Movieola (which uses the tagline, The Short Film Channel) was a Canadian online-based film service owned by Channel Zero.

Movieola was dedicated to short films from all genres including comedy, drama, animation, and more; with films ranging from 30 seconds to 40 minutes in length.

==History==

Movieola originally launched on September 7, 2001 as a linear television service on various Canadian cable and satellite television service providers.

In early 2007, Movieola began streaming films through its website free of charge. Also, in 2007, Movieola signed a deal with Joost, agreeing to provide short film content to the online TV service. Movieola would later sign a similar deal with the online service, Hulu.

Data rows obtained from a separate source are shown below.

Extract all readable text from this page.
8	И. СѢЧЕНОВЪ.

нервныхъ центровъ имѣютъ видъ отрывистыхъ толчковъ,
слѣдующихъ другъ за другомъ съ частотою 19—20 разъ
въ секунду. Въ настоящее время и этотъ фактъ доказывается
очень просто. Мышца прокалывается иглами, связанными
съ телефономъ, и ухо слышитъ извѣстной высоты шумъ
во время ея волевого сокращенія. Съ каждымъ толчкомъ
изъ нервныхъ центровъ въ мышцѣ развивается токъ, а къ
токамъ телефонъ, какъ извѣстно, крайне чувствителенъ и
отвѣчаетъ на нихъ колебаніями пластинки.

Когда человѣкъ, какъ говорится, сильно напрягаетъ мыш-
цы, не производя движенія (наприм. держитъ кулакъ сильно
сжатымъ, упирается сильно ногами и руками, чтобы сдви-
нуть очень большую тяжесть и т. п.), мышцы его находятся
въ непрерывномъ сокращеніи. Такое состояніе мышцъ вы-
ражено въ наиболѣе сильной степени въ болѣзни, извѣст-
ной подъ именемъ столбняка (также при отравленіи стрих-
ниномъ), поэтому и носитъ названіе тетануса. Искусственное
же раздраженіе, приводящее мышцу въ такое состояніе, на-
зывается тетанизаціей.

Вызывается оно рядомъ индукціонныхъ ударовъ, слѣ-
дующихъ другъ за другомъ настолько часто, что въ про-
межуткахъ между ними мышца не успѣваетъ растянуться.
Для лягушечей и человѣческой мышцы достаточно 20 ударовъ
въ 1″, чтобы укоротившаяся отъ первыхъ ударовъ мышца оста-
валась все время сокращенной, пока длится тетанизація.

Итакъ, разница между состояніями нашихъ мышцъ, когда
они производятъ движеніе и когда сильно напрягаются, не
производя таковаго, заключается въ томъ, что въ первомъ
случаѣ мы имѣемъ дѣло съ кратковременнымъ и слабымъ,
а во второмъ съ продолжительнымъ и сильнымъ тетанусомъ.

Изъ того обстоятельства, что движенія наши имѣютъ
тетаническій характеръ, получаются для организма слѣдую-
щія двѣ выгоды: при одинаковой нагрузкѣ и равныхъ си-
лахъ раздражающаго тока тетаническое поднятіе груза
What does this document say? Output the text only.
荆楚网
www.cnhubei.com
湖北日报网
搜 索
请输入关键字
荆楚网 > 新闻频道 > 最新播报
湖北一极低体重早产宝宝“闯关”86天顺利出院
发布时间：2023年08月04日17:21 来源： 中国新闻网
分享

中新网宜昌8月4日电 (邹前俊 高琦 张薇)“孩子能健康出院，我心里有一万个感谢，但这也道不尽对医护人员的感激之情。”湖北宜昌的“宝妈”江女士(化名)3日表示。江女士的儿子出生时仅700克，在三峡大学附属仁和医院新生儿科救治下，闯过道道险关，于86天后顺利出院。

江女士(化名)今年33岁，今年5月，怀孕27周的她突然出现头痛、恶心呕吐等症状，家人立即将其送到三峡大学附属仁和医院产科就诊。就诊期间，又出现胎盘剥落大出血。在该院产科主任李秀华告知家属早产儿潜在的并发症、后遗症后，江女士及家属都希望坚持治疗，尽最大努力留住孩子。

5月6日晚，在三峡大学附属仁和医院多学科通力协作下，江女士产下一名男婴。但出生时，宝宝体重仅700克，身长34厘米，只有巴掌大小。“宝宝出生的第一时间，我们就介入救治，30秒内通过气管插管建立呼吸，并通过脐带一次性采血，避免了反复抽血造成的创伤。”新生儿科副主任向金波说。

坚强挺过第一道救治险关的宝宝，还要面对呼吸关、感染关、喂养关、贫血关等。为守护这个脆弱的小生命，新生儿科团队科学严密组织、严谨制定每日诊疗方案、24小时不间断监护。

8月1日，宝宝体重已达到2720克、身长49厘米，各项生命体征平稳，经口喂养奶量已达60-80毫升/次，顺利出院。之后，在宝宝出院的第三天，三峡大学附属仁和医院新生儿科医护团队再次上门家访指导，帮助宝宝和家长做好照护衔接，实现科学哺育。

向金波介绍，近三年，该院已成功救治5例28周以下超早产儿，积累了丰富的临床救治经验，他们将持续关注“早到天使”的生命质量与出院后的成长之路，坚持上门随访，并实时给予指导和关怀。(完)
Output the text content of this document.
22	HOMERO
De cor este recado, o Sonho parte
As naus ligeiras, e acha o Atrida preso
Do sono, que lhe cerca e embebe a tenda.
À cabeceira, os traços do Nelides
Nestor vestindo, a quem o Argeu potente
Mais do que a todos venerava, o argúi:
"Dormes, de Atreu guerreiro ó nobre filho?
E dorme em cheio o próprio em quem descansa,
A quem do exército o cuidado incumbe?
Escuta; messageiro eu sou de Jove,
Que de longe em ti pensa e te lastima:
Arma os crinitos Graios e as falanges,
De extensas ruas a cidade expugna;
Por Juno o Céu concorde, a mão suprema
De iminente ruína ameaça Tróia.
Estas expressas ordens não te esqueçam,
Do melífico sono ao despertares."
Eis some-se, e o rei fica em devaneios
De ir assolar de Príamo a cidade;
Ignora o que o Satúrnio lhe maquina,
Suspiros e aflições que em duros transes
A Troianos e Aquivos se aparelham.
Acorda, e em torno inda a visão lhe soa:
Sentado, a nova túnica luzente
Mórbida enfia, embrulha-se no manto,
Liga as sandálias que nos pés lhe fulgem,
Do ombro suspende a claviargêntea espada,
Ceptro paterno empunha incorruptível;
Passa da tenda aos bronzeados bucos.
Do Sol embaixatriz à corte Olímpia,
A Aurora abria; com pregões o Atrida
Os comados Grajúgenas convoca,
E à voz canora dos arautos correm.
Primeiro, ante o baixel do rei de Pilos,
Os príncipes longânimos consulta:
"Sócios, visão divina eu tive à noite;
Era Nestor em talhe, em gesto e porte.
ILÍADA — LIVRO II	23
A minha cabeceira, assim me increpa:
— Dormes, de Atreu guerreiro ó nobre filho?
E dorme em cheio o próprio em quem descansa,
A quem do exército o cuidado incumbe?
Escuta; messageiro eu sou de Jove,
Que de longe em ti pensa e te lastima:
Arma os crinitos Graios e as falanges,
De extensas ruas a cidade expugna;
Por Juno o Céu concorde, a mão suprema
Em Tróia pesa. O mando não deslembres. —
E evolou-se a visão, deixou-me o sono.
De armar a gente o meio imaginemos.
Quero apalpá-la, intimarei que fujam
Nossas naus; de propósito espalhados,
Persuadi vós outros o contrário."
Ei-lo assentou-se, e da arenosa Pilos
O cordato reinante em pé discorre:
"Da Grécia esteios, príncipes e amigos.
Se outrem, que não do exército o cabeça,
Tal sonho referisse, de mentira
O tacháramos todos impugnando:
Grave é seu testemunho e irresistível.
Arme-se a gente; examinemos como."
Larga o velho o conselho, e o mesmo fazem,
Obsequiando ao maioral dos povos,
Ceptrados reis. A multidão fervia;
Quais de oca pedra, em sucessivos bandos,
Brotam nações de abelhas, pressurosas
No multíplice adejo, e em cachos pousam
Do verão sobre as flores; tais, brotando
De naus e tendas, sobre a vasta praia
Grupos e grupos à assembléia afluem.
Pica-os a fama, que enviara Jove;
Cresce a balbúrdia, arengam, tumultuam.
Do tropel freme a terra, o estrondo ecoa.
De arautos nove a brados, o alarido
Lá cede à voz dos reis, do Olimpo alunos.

In November 2011, Movieola's parent company's President and COO, Cal Millar, revealed through an interview with C21 Media that Channel Zero planned to begin offering additional programming to Movieola's schedule, shifting away from airing exclusively short film content citing "short film hasn’t translated as well as we’d have liked it to on TV."

In September 2012, Channel Zero made public its plans to rebrand the television service as Rewind, a film channel devoted to feature-length films from the 1970s through to the 1990s, targeting the Generation X demographic. However, citing the success of Movieola content online through Hulu, the Movieola brand would continue to exist as an online-only service through Hulu in the United States and as an app in Canada.

The television service rebranded as Rewind on December 1, 2012. Its online presence continued to exist on Hulu as a web-channel and on demand service until sometime in 2014/2015. Plans to launch a Canadian app were lated abandoned and its own dedicated website was shut down several months after closure of the channel.